I think that the books "Battlestations!" and "Dreadnought" by Diane Carey have a prominent Mary Sue in them, but I haven't read those either, so I'm not sure.
We've just been discussing that in the "Your least favorite Trek book" thread (starting around post #75). Piper is an author surrogate, but doesn't really qualify as a Mary Sue for reasons spelled out in that thread.
I guess the 'Mary Sue' aspect that stuck out for me was that, yes, Cabot was a featured guest character, and especially how towards the end she seems to be way too capable (when she's on the Androssi ship for example). That, and she's "something else" and instantly intriguing to most of the other characters she encounters (albeit not always in a good way, initially).

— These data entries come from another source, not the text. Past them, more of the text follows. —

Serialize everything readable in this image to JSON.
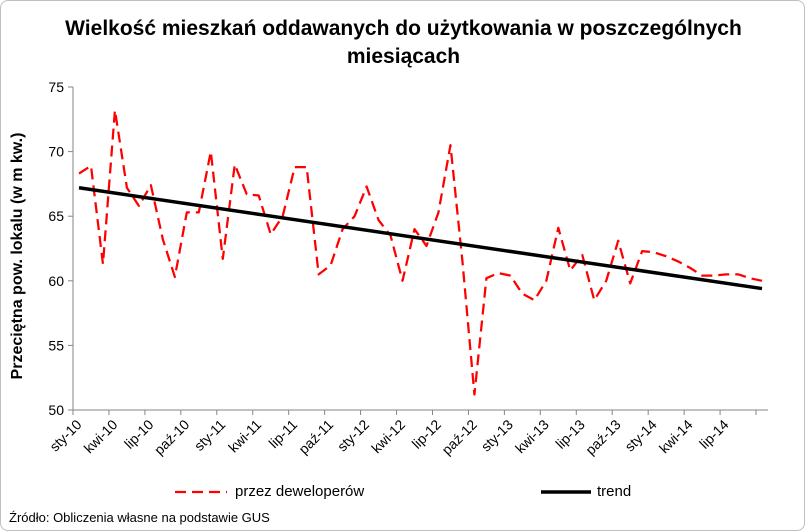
{
  "chart_data": {
    "type": "line",
    "title": "Wielkość mieszkań oddawanych do użytkowania  w poszczególnych miesiącach",
    "ylabel": "Przeciętna pow. lokalu (w m kw.)",
    "ylim": [
      50,
      75
    ],
    "yticks": [
      50,
      55,
      60,
      65,
      70,
      75
    ],
    "x_labels": [
      "sty-10",
      "kwi-10",
      "lip-10",
      "paź-10",
      "sty-11",
      "kwi-11",
      "lip-11",
      "paź-11",
      "sty-12",
      "kwi-12",
      "lip-12",
      "paź-12",
      "sty-13",
      "kwi-13",
      "lip-13",
      "paź-13",
      "sty-14",
      "kwi-14",
      "lip-14"
    ],
    "label_every": 3,
    "grid": false,
    "legend_position": "bottom",
    "series": [
      {
        "name": "przez deweloperów",
        "style": "dashed",
        "color": "#ff0000",
        "values": [
          68.3,
          68.9,
          61.3,
          73.2,
          67.2,
          65.8,
          67.4,
          63.2,
          60.3,
          65.3,
          65.3,
          70.0,
          61.7,
          69.0,
          66.7,
          66.6,
          63.6,
          65.0,
          68.8,
          68.8,
          60.5,
          61.2,
          64.0,
          65.0,
          67.3,
          64.7,
          63.5,
          60.0,
          64.0,
          62.7,
          65.3,
          70.5,
          61.5,
          51.2,
          60.2,
          60.6,
          60.4,
          59.0,
          58.5,
          60.0,
          64.1,
          60.8,
          62.0,
          58.5,
          60.0,
          63.1,
          59.8,
          62.3,
          62.2,
          61.9,
          61.5,
          61.0,
          60.4,
          60.4,
          60.5,
          60.5,
          60.2,
          60.0
        ]
      },
      {
        "name": "trend",
        "style": "solid",
        "color": "#000000",
        "values_start_end": [
          67.2,
          59.4
        ]
      }
    ]
  },
  "source": "Źródło: Obliczenia własne na podstawie GUS"
}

If you have fudge and qualify the definition like that to fit a given character, then that character probably isn't a Mary Sue. Too many people use the term simply to mean "a character I didn't like," regardless of its genuine meaning.
Maybe it's just that Wesley seems so naturally to be a Mary Sue type of character, but Vornholt certainly didn't shy away from exploiting some of the Wesley story cliches.
I don't think that's fair. The series established that Wesley evolved beyond human form to become a Traveler. It would be absurd to bring such a character back and
not have him manifest exceptional abilities.
You can't just cherrypick the aspects of the definition that suit you and say "Yes, this is a Mary Sue," because any individual aspect of the definition can also apply to non-MS characters. And even if the author who created a character did so in a Mary-Suish way, that doesn't mean that every subsequent author who works with the character is using him/her as a Mary Sue.